Cependant, l'expansion islamique se poursuivait, non pas par l'effusion du sang, mais bien plus par le témoignage que ces Arabes apportaient : leur ferveur de foi était contagieuse, et les chefs des tribus rencontrées comprenaient rapidement le grand avantage qu'ils pouvaient obtenir en adhérant à la nouvelle religion. Malheureusement pour l'Islam, c'est aussi sous le califat d'Othman que se développèrent des dissensions intestines qui pouvaient nuire à l'unité de la grande communauté islamique. Après l'assassinat d'Othman en 656 par des partisans d'Ali, un autre gendre de Mahomet, ce fut Ali qui entrait en possession du pouvoir ; mais son califat fut très difficile, puisqu'il dut lutter contre toutes les factions qui divisaient la grande communauté, et particulièrement contre le gouverneur de Syrie, Mo'awiya, qui rêvait de prendre lui-même le pouvoir et d'organiser la communauté en un véritable état dont il prendrait lui-même la tête. En 661, Ali, à son tour est assassiné et Mo'awiya se proclame lui-même calife, transformant le califat en monarchie héréditaire, les Omeyyades, dynastie qui établit sa capitale à Damas, de 661 à 750.

Rompant ainsi avec une tradition qui remontait au Prophète, Mo'awiya allait doter le nouvel empire musulman d'une armature administrative qui n'existait pratiquement pas avant lui. Il inaugurait ainsi la civilisation classique de l'Islam, en permettant aux sciences juridiques et religieuses de se développer. De plus, sous la dynastie ommneyade, l'expansion reprit de sa vigueur : l'islam conquit l'Afrique du Nord, toute la Perse, l'Afghanistan, le Turkestan chinois, mais aussi une partie de l'Europe, en commençant par l'Espagne, avant d'envahir une partie de la France mérovingienne, où les armées musulmanes furent arrêtées à Poitiers par Charles Martel, en 732.

Cette bataille marque la fin du premier siècle de l'histoire de l'Islam et l'arrêt momentané de son expansion. Pourtant, il convient de mentionner également que les armées de l'Islam furent aussi défaites devant les murs de Constantinople, en 717-718. Ces deux batailles ont été rangées parmi les grandes victoires décisives de l'histoire de l'humanité. La chrétienté arrêtait le flot déferlant de l'Islam. En Occident, les Pyrénées marquèrent, de fait, la limite des territoires occupés par les musulmans ; et en Orient, l'empire romain de Constantinople, ou Byzance, allait pouvoir vivre pendant sept siècles encore avant de s'effondrer.

Toutefois, si les Omeyyades avaient pu établir solidement un véritable empire islamique, ils connaissaient aussi, de l'intérieur des opposants constants.
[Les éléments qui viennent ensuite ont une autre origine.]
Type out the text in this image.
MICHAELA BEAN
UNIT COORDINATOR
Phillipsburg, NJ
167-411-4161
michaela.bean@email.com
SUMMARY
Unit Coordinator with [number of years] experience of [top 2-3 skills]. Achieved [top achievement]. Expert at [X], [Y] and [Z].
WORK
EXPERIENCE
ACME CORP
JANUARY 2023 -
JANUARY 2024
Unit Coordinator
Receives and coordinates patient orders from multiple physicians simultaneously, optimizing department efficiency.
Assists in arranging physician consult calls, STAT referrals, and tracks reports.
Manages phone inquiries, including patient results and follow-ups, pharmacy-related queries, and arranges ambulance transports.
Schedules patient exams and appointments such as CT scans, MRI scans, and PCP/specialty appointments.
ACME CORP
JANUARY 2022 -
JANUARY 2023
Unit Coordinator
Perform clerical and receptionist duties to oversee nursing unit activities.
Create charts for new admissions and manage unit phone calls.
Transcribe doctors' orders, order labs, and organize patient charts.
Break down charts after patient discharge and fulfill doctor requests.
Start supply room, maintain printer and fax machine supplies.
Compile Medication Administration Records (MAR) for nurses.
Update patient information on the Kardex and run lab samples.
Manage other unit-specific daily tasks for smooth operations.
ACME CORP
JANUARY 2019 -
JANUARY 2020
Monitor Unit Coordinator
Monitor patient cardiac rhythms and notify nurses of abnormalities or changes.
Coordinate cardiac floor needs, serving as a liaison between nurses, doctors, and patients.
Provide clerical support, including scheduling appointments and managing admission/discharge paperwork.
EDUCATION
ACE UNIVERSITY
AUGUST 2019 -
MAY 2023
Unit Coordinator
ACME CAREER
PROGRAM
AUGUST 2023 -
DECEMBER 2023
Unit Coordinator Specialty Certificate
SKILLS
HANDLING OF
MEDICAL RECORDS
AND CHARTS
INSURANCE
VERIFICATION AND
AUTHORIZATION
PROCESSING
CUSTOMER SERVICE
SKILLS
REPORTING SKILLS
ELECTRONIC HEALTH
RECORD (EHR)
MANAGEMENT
Les Arabes de Médine supportaient très mal le fait d'avoir vu la capitale et le pouvoir être déplacés de leur territoire jusqu'en la lointaine Syrie. Les partisans d'Ali, appelés chiites, ne laissèrent pas davantage de répit au calife de Bagdad, le considérant comme un usurpateur, ayant refusé de reconnaître et de défendre les droits des descendants du Prophète. Les rébellions se succédèrent, et c'est au cours de l'une d'elles que Husayn, le dernier fils d'Ali, trouva la mort, au combat de Kerbela, en 680. A partir de ce moment, Husayn fut considéré comme un saint martyr par les chiites (une minorité parmi les musulmans), et le fossé se creuse entre les chiites et les sunnites, les tenants officiels de la véritable tradition orthodoxe musulmane. Mais les révoltes ne sont pas seulement religieuses, elles prirent des dimensions politiques : le grand empire islamique est difficile à gouverner à partir de la Syrie, les Omeyyades ne sont pas capables d'adopter de nouvelles mesures pour répondre aux grandes transformations de l'empire. Le renversement de cette dynastie sera marqué par le soulèvement d'Abou Moslim qui s'appuya sur le mécontentement des chiites : il favorisera l'accession au pouvoir du califat d'Abou Al Abbas, un descendant de l'oncle du Prophète. La dynastie des Omeyyades est renversée ; tous les membres de la famille impériale sont exterminés, à l'exception d'un seul, Abd ar Rahmàn, qui parvint à s'échapper, pour se réfugier en Espagne, où il allait fonder une nouvelle dynastie omeyyade.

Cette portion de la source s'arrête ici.